A target in your pocket

This is not just another column on the evils of radio frequency identification, even though it starts out looking like one. This is actually about decision-making.

After a series of closed meetings, the U.N.-sponsored International Civil Aviation Organization developed an international standard for electronic passports. The standard specifies a passport with an embedded RFID-like electronic chip. Unlike the RFID chips I have recently written about  (here and here), which basically contain a unique ID, the chip in the passport will be able to store all sorts of information (eventually up to 512K bytes). The initial information set includes name, date and birthplace, a digital photo and, I expect, the country that issued the passport. The U.S. and a number of other countries are in the process of adopting the standard. As with other RFID chips, the information in the passport chip will be able to be read without the reader having to be in actual contact with the passport. Also, as with other RFID proposals, quite a few people have expressed considerable concern over this remote reading ability, particularly because the data will not be encrypted. The American Civil Liberties Union (ACLU) and Electronic Frontier Foundation both provided comments to the U.S. State Department on the proposed electronic passport. Their comments and back-up material are online at here and here . Do not read this information if you want to continue to think that the U.S. government wants to protect your safety.

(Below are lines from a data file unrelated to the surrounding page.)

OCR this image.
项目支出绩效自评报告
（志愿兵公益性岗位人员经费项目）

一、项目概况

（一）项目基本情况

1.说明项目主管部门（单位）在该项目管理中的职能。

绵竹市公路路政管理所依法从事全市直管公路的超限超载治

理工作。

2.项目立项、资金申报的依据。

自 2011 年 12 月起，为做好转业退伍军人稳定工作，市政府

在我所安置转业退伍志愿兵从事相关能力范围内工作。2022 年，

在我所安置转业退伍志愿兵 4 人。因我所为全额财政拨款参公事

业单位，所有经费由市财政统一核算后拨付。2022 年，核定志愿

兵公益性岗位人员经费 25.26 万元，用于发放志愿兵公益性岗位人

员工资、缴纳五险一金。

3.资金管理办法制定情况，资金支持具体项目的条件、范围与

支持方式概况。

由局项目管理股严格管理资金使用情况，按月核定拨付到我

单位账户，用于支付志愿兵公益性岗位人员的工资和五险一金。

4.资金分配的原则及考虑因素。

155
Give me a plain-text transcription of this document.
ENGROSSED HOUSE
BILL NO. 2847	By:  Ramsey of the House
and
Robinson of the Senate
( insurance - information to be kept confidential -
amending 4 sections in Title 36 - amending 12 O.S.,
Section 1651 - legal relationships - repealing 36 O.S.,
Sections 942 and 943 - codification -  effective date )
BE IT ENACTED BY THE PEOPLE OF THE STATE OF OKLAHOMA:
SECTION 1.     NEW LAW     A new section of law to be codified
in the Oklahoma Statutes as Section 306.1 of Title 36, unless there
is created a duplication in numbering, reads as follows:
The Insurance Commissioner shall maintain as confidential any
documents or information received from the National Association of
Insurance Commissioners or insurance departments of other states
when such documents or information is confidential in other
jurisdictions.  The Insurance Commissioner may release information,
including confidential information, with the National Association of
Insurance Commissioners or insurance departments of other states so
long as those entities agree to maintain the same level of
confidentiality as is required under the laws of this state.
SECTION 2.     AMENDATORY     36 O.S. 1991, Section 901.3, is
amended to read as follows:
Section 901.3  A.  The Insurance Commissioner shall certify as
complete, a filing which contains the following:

One ACLU document uses information that it obtained under the Freedom of Information Act to detail how the U.S. government repeatedly argued against adding safeguards to the standard, such as encrypting the data or using a device with physical contacts rather than wireless chips, when such safeguards were proposed by other countries. The U.S. government also repeatedly dismissed concerns of surreptitious scanning of these electronic passports, while still in the traveler's pockets. The U.S. government's public position is that the scanners are bulky and only will work at very short distances (about 4 inches). This position willfully ignores the fact that technology is constantly improving. If reading can be done at 4 inches today, it will be 4 feet in a year or two, and 40 feet a few years after that (see my column at DocFinder: 6729). There are many parts of the world where I would not want to travel with a passport in my pocket that could tell any properly equipped terrorist within easy striking distance that I'm an American.

Overall the picture is chilling. What is most chilling is the idea that the U.S. government has been actively trying to keep the passports from being secure. In effect, the government has been actively, and with full warning from many sources, trying to ensure that Americans will be at risk when traveling any place where someone might harbor bad feelings toward the U.S. What kind of decision process could possibly have concluded that putting one's own countrymen at risk was worse than having secure passports? The only thing I can think of is that the U.S. government must want to surreptitiously track passport holders from other countries, and the desire to do that outweighed the safety of Americans. Maybe there is another explanation, one that just involves mulish stupidity or obstinate shortsightedness about the pace of technical evolution. But, as a traveler, I am being put at risk. That's not something that I much like, whatever the explanation.

Disclaimer: Mulish stupidity is not a common Harvard trait, so the above observation is mine - not the university's.